SEIU reached out to franchisees in China, Japan, South Korea and Taiwan who would be affected by McDonald’s decision to replicate in Asia a model that has harmed operators in other markets. The vast majority of them would likely become sub-franchisees under the new ownership structure and could face higher royalty costs, a new conflicted competitor in the form of a master franchisee, and the prospect of paying for the McDonald’s brand without the high level of support they currently receive.

“McDonald’s has a poor track record in Asia, and its troubling master franchising model puts enormous downward pressure on its master franchisees and their sub-franchisees,” SEIU Executive Vice President Scott Courtney writes in the letter. “These dynamics could translate into conflict and neglect for franchisees like yourself…negatively impacting you, your communities, and the workers in your stores.”

McDonald’s announced in March of this year that it would seek master franchisees for its markets in China, Hong Kong, and South Korea. In 2015, it publicized that it also aims to sell operations in Taiwan and a significant portion of its ownership stake in Japan.

Courtney writes that McDonald’s master franchisee model allows it to reap significant benefits from its brand while avoiding costs and risks associated with running stores and supporting franchisees. Specifically, the SEIU letter argues the imposition of master franchisees in Asian markets could lead to:

  • Higher royalty payments for sub-franchisees. In Latin America and India, master franchisees and their sub-franchisees often pay royalties that exceed those that McDonald’s charged to its own subsidiaries, affiliates and conventional franchisees prior to the sale of operations. As part of the terms it offered to potential buyers in China, McDonald’s indicated it would expect royalties of eight percent, up from the five percent offered to franchisees as recently as late last year.
  • Erosion of the franchising relationship. In order to operate successfully, McDonald’s master franchisees may cut support to sub-franchisees or increase fees, such as charging more for rent or taking control of supply chain operations, making life tougher for long-term franchisees. “The incentives of McDonald’s master franchisees are fundamentally misaligned with their sub-franchisees,” Mr. Courtney writes.
  • Conflict with sub-franchisees. In Puerto Rico, Arcos’ sub-franchisees filed two lawsuits alleging the company opened new stores that encroached on the territory of existing stores; harassed and mistreated them in an effort to force them out of the McDonald’s system; and abandoned the island’s advertising cooperative and stopped paying for advertisements in order to further damage franchisee sales.

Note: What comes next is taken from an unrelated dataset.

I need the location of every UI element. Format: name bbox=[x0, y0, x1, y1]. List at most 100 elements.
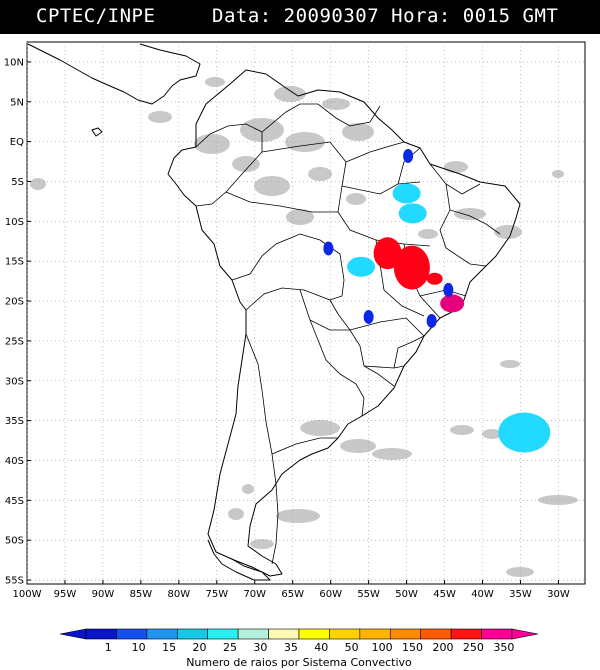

The letter asserts that conflicts could be worse in Asia given the McDonald’s brand already faces significant difficulties there. Operational problems and corporate missteps—such as a supplier using expired meat and the discovery of a human tooth in French fries—have damaged McDonald’s brand on the continent, and the company’s decision to radically restructure its relationship with franchisees and reduce its own involvement may indicate it is unwilling to make the investment needed to repair that damage. Sales across the continent are unstable, with the company falling dramatically short of growth targets in many markets.

The letter informs franchisees of steps it could take to limit the damage from a potential transaction, such as demanding that royalties, rent or advertising contributions won’t go up; that any new stores won’t encroach on the territory of existing franchisees; and that the level of support franchisees receive from McDonald’s corporation remains steady.

SEIU has a proven track record of working with franchisees to improve their rights. The union teamed up with California franchisees to win the passage last October of the toughest franchise reform legislation in years.

The letter is the second in recent weeks from SEIU to parties connected to potential McDonald’s transactions in Asia. In June, SEIU’s Courtney wrote to hundreds of prospective buyers of McDonald’s assets on the continent, warning of financial risks associated with a potential deal.